The toxin was injected into the lower spines of mice, resulting in significant pain-blocking effects that prevented the animals from sensing high-temperature and mechanical stimulations. Other important indications in the animals, such as heart rate, body temperature, and motor coordination, were unaffected, indicating that this approach was highly selective and precise in targeting pain fibres and inhibiting pain without causing extensive systemic effects.

Furthermore, injecting mice with the anthrax toxin reduced the symptoms of two other types of pain: inflammation-induced pain and pain caused by nerve cell damage, both of which are common in the aftermath of traumatic injury and viral infections like herpes zoster, or shingles, as well as as a side effect of diabetes and cancer treatment.

The researchers also discovered that as the pain decreased, the treated nerve cells remained physiologically intact, indicating that the pain-blocking effects were not caused by nerve cell injury but rather by changed signalling inside them.

Finally, the scientists created an anthrax protein-based carrier vehicle that was utilised to carry various pain-blocking chemicals into nerve cells. Botulinum toxin, a potentially fatal bacterium recognised for its capacity to alter nerve signals, was one of these chemicals. In mice, this method also blocked discomfort. The results show that this could be a revolutionary pain-targeting delivery strategy.
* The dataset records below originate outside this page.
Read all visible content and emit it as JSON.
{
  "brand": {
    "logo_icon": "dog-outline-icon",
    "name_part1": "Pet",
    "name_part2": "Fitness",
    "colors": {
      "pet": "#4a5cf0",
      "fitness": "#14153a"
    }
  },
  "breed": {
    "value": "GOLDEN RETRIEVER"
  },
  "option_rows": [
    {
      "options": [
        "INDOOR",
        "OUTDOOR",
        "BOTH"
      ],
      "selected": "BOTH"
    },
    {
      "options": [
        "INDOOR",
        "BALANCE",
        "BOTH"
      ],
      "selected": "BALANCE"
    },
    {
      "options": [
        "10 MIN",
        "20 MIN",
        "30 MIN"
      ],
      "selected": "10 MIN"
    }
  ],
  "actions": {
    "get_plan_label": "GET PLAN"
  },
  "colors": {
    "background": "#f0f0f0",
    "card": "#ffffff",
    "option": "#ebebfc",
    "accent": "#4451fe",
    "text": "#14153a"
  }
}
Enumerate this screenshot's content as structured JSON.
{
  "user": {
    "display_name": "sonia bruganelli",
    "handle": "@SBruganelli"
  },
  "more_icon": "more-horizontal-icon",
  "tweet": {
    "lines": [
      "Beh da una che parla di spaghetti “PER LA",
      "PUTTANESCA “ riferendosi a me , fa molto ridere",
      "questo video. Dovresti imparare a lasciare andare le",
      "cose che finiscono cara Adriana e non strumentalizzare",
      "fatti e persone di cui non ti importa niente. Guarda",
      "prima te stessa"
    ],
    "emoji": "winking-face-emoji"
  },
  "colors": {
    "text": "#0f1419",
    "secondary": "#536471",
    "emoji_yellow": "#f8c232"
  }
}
Yang explained, "We bonded pieces of the anthrax toxin to the protein cargo that we intended it to carry." "In the future, new types of proteins could be used to provide customised medicines."

The researchers warn that as the research develops, the toxin treatment's safety must be closely watched, especially since the anthrax protein has been linked to the disruption of the blood-brain barrier during infection.

Another intriguing topic arises as a result of the new findings: Why would a microorganism, in terms of evolution, choose to ignore pain?

Chiu believes that microorganisms have evolved ways to communicate with their hosts in order to assist their own proliferation and survival, albeit this is a highly speculative theory. In the instance of anthrax, this adaptive mechanism could be changed signalling, which prevents the host from sensing pain and thus the microbe's existence. This concept could explain why the black skin lesions caused by the anthrax bacterium are often painless.

Beyond the typical small-molecule medicines that are currently being developed, the new findings suggest to novel drug development possibilities.